Understanding the transmission of tuberculosis using Mycobacterium tuberculosis sequence data

Lead Research Organisation: London Sch of Hygiene and Trop Medicine
Department Name: Infectious and Tropical Diseases

Abstract

Tuberculosis is an infectious disease that causes a high public health burden. The World Health Organisation estimates that there are nine million new cases and nearly two million deaths each year. Establishing who transmits to whom and where is fundamental to disease control. By comparing the genetic profiles of tuberculosis-causing bacteria within large population-based studies we can identify likely transmissions based on the similarity of the strains. Our work will focus initially on a district of Malawi where tuberculosis disease prevalence has been high, and data and tuberculosis samples from nearly 2500 patients have been collected over twenty years. The inferred genetic profiles will use a higher proportion of the genome than used previously, allowing more accurate reconstructions of transmission chains. Factors influencing transmissibility will then be assessed directly by looking at the patterns of data within each transmission chain. These factors may be genetic variations within the bacteria themselves, or differences in the human hosts, including age, sex, HIV infection and treatment, and contact patterns. We will attempt to confirm any insights into these factors using data collected and generated from other populations. Ultimately, an improved understanding of the genetic and other processes underlying transmissibility could lead to the development of improved control measures. These could include novel drug or vaccine targets, or identification of geographical or socially determined hotspots of transmission.

Technical Summary

Tuberculosis, caused by Mycobacterium tuberculosis, is an important global public health issue. Understanding the factors underlying transmission is essential for disease control, but surprisingly little is known about the role of pathogen genomic variation, where most infections occur, the importance of host factors, or who transmits to whom. M. tuberculosis can be grouped into seven lineages or phylogenetic clades, and further into sub-lineages, which may vary in propensity to transmit and cause disease.
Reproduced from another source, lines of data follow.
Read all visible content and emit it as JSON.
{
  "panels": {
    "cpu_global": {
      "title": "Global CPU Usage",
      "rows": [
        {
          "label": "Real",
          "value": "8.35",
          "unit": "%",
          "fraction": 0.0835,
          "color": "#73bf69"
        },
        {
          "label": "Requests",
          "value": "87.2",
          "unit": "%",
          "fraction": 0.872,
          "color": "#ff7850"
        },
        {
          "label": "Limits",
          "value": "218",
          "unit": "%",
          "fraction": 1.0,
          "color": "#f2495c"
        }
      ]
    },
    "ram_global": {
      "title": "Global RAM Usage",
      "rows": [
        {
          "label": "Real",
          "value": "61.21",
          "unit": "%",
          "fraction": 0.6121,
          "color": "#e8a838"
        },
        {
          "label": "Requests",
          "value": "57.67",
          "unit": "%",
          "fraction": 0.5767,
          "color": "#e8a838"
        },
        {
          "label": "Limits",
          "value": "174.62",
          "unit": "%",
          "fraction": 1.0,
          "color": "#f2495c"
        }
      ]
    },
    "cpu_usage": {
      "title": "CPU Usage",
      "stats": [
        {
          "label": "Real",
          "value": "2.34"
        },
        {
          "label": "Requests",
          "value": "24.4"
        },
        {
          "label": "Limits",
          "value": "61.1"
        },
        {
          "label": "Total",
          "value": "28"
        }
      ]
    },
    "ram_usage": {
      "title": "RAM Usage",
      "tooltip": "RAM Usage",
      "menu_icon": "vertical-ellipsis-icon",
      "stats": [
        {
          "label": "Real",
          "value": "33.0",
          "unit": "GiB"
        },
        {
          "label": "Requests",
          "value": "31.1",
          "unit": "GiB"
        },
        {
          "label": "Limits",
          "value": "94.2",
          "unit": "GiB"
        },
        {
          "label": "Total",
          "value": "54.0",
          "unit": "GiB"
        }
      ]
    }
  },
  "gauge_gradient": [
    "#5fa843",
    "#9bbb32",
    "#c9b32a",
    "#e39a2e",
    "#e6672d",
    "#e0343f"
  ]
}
By sequencing M. tuberculosis in a population-based setting it is possible to construct transmission chains using phylogenetic-based algorithms: strains with near identical genomes are most likely to be due to a transmission event, and will appear on the same branch of the phylogenetic tree. However, there are few large population-based studies in high tuberculosis prevalence areas that can apply long-term large-scale whole genome sequencing. Here we focus on the Karonga study in northern Malawi where substantial epidemiological data have been collected and ~2500 sequenced samples are available spanning a 20-year period. Sequencing studies to date have been limited to single nucleotide polymorphisms and have ignored insertions and deletions and highly variable regions such as the pe/ppe gene families. By including all these variations and considering all the tuberculosis cases in the Karongan population, it will be possible to build a probabilistic model of transmissions, and hence assess effects of pathogen variation and host factors (age, sex, HIV status, contact patterns, proximity) on transmissibility using regression-based methods. Further, it will be possible to adopt a genome-wide approach to identify loci in the bacteria that are associated with or under evolutionary selective pressure from a transmissibility phenotype. Loci identified as being associated with transmissibility will be validated using sequence data from other populations.

Planned Impact

The economy
Advances in sequencing technology now allow the genomic characterization of M.tuberculosis (the cause of tuberculosis (TB)) on an unprecedented scale, and have the potential to greatly accelerate research aimed at understanding the biology of the bacterium, its phylogeny and the epidemiology of the disease. The knowledge generated in the project and application of the research could ultimately benefit the pharmaceutical industry and those developing TB diagnostics and vaccines, as well as communities both in the UK and overseas exposed to the disease. Ultimately, through reduced occurrence of TB, the knowledge gained in this study could improve the health and wealth of the nation and globally. The methods used in this project could have application beyond TB, so help more widely in the control and prevention of infectious diseases in both humans and animals, with associated economic benefits.

The general public
M.tuberculosis is a major cause of disease, killing ~2 million people globally each year, and drug resistant forms of TB and HIV are making control difficult. Genomics insights into transmission could lead ultimately to improved control measures adopted globally. The project therefore specifically addresses the MRC strategic aim to impact positively on global health, and to assist with bringing the health impacts of fundamental research to people more quickly.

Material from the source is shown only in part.